The estate didn’t need Istio’s feature set, and its configurational surface was causing operator error. Linkerd delivered mTLS, retries, timeouts, and simple canaries with a fraction of the YAML. When you’re fighting toil, choose the smallest tool that meets your 80% path and simplify first.
Did consolidation slow delivery for teams?
Short term, yes—merging 42 nanoservices into 12 domains required interface changes and shared repos. We mitigated with temporary adapters and parallel releases. Net effect after two sprints: fewer coordinated deploys, fewer rollbacks, and faster root cause analysis.
Why ArgoCD over Flux?
Both are solid. The org already had ArgoCD expertise, and its UI + app-of-apps model fit their platform team’s mental model. Flux would also have worked; the value is in GitOps discipline, not the specific tool.

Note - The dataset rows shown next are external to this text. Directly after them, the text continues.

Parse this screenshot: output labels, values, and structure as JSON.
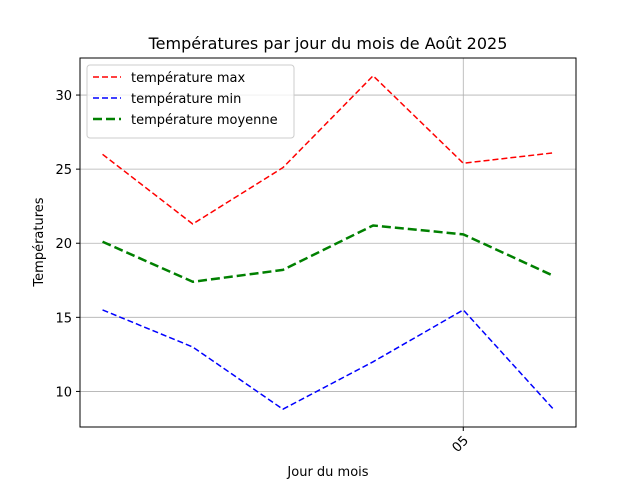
{
  "chart_data": {
    "type": "line",
    "title": "Températures par jour du mois de Août 2025",
    "xlabel": "Jour du mois",
    "ylabel": "Températures",
    "x": [
      1,
      2,
      3,
      4,
      5,
      6
    ],
    "xlim": [
      0.75,
      6.25
    ],
    "ylim": [
      7.6,
      32.5
    ],
    "yticks": [
      10,
      15,
      20,
      25,
      30
    ],
    "xticks": [
      {
        "value": 5,
        "label": "05"
      }
    ],
    "grid": true,
    "legend_position": "top-left",
    "series": [
      {
        "name": "température max",
        "values": [
          26.0,
          21.3,
          25.1,
          31.3,
          25.4,
          26.1
        ],
        "color": "#ff0000",
        "dash": "dashed",
        "linewidth": 1.5
      },
      {
        "name": "température min",
        "values": [
          15.5,
          13.0,
          8.8,
          12.0,
          15.5,
          8.8
        ],
        "color": "#0000ff",
        "dash": "dashed",
        "linewidth": 1.5
      },
      {
        "name": "température moyenne",
        "values": [
          20.1,
          17.4,
          18.2,
          21.2,
          20.6,
          17.8
        ],
        "color": "#008000",
        "dash": "dashed",
        "linewidth": 2.5
      }
    ]
  }
}
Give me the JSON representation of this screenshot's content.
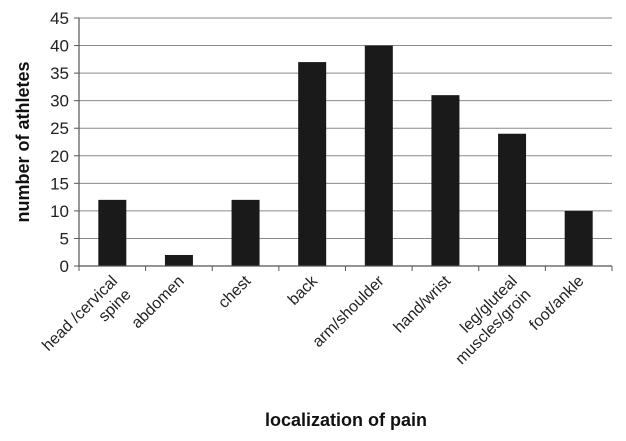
{
  "chart_data": {
    "type": "bar",
    "categories": [
      [
        "head /cervical",
        "spine"
      ],
      [
        "abdomen"
      ],
      [
        "chest"
      ],
      [
        "back"
      ],
      [
        "arm/shoulder"
      ],
      [
        "hand/wrist"
      ],
      [
        "leg/gluteal",
        "muscles/groin"
      ],
      [
        "foot/ankle"
      ]
    ],
    "values": [
      12,
      2,
      12,
      37,
      40,
      31,
      24,
      10
    ],
    "xlabel": "localization of pain",
    "ylabel": "number of athletes",
    "ylim": [
      0,
      45
    ],
    "yticks": [
      0,
      5,
      10,
      15,
      20,
      25,
      30,
      35,
      40,
      45
    ],
    "grid": true,
    "bar_color": "#1a1a1a",
    "grid_color": "#8a8a8a"
  }
}
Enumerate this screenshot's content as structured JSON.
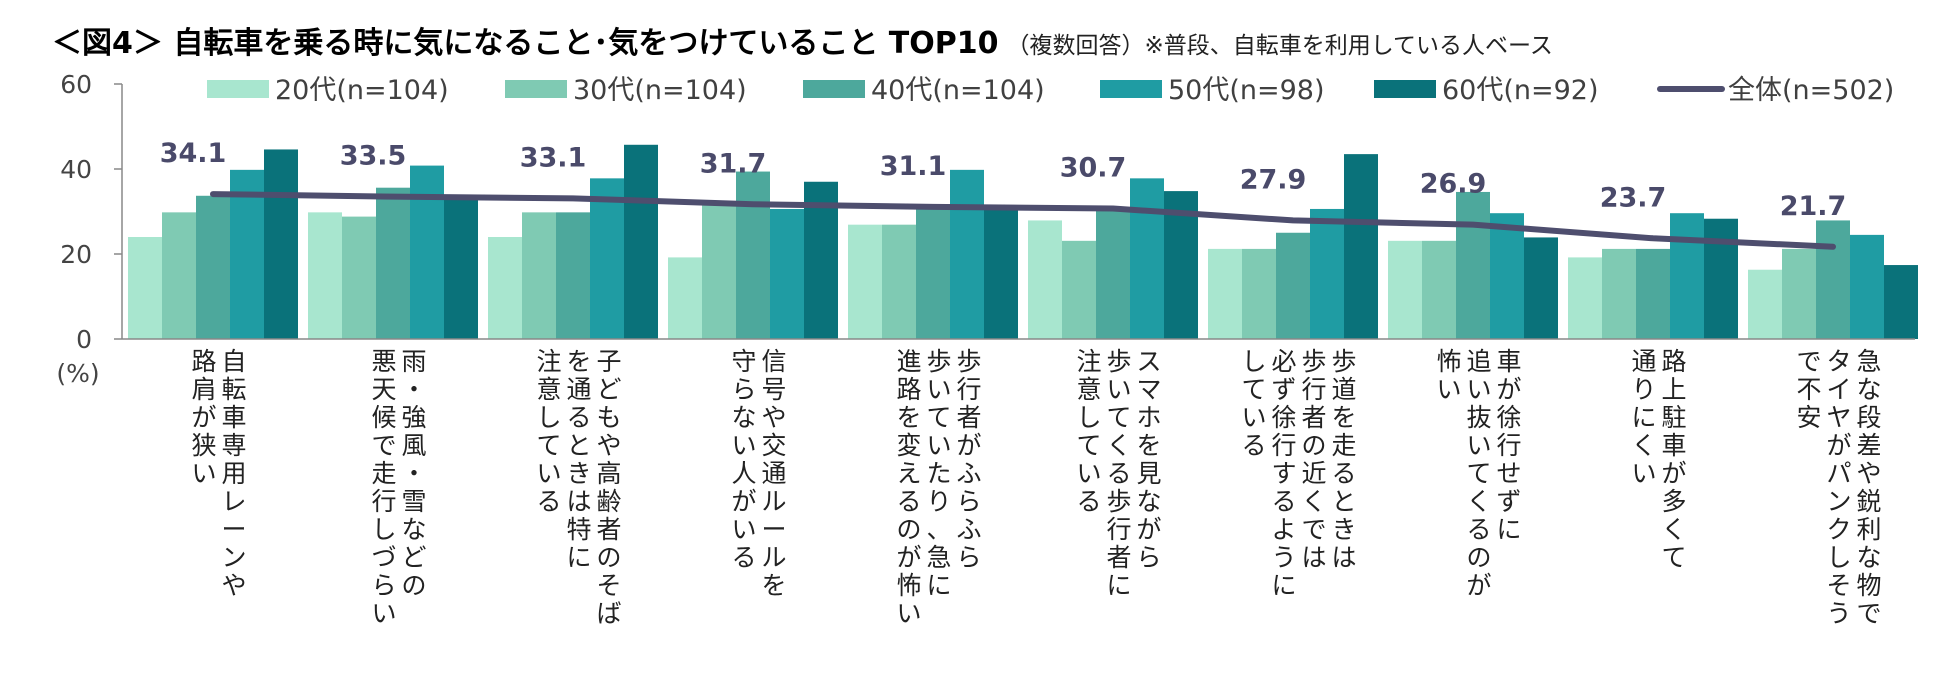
{
  "chart_data": {
    "type": "bar",
    "title": "＜図4＞ 自転車を乗る時に気になること･気をつけていること TOP10",
    "subtitle": "（複数回答）※普段、自転車を利用している人ベース",
    "ylabel": "(%)",
    "ylim": [
      0,
      60
    ],
    "yticks": [
      0,
      20,
      40,
      60
    ],
    "legend_position": "top",
    "categories": [
      [
        "自転車専用レーンや",
        "路肩が狭い"
      ],
      [
        "雨・強風・雪などの",
        "悪天候で走行しづらい"
      ],
      [
        "子どもや高齢者のそば",
        "を通るときは特に",
        "注意している"
      ],
      [
        "信号や交通ルールを",
        "守らない人がいる"
      ],
      [
        "歩行者がふらふら",
        "歩いていたり、急に",
        "進路を変えるのが怖い"
      ],
      [
        "スマホを見ながら",
        "歩いてくる歩行者に",
        "注意している"
      ],
      [
        "歩道を走るときは",
        "歩行者の近くでは",
        "必ず徐行するように",
        "している"
      ],
      [
        "車が徐行せずに",
        "追い抜いてくるのが",
        "怖い"
      ],
      [
        "路上駐車が多くて",
        "通りにくい"
      ],
      [
        "急な段差や鋭利な物で",
        "タイヤがパンクしそう",
        "で不安"
      ]
    ],
    "series": [
      {
        "name": "20代(n=104)",
        "color": "#a8e6cf",
        "values": [
          24.0,
          29.8,
          24.0,
          19.2,
          26.9,
          27.9,
          21.2,
          23.1,
          19.2,
          16.3
        ]
      },
      {
        "name": "30代(n=104)",
        "color": "#7fcab3",
        "values": [
          29.8,
          28.8,
          29.8,
          31.7,
          26.9,
          23.1,
          21.2,
          23.1,
          21.2,
          21.2
        ]
      },
      {
        "name": "40代(n=104)",
        "color": "#4da89c",
        "values": [
          33.7,
          35.6,
          29.8,
          39.4,
          31.7,
          30.8,
          25.0,
          34.6,
          21.2,
          27.9
        ]
      },
      {
        "name": "50代(n=98)",
        "color": "#1f9ca3",
        "values": [
          39.8,
          40.8,
          37.8,
          30.6,
          39.8,
          37.8,
          30.6,
          29.6,
          29.6,
          24.5
        ]
      },
      {
        "name": "60代(n=92)",
        "color": "#0a727a",
        "values": [
          44.6,
          33.7,
          45.7,
          37.0,
          31.5,
          34.8,
          43.5,
          23.9,
          28.3,
          17.4
        ]
      }
    ],
    "line": {
      "name": "全体(n=502)",
      "color": "#4e4e6e",
      "values": [
        34.1,
        33.5,
        33.1,
        31.7,
        31.1,
        30.7,
        27.9,
        26.9,
        23.7,
        21.7
      ]
    },
    "data_labels": [
      "34.1",
      "33.5",
      "33.1",
      "31.7",
      "31.1",
      "30.7",
      "27.9",
      "26.9",
      "23.7",
      "21.7"
    ]
  }
}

How did you avoid downtime during the migration?
We migrated per service family with `TrafficSplit` canaries, kept old and new paths live, and rolled forward only after SLO burn stayed below thresholds for 24 hours. Database changes were backward compatible and gated via feature flags.
What metrics should I track to prove success?
Pages per SRE, MTTR, change failure rate, deploy frequency, rollback rate, tickets per SRE, and cloud spend. Tie alerts to SLO burn and ensure every change is traceable back to Git.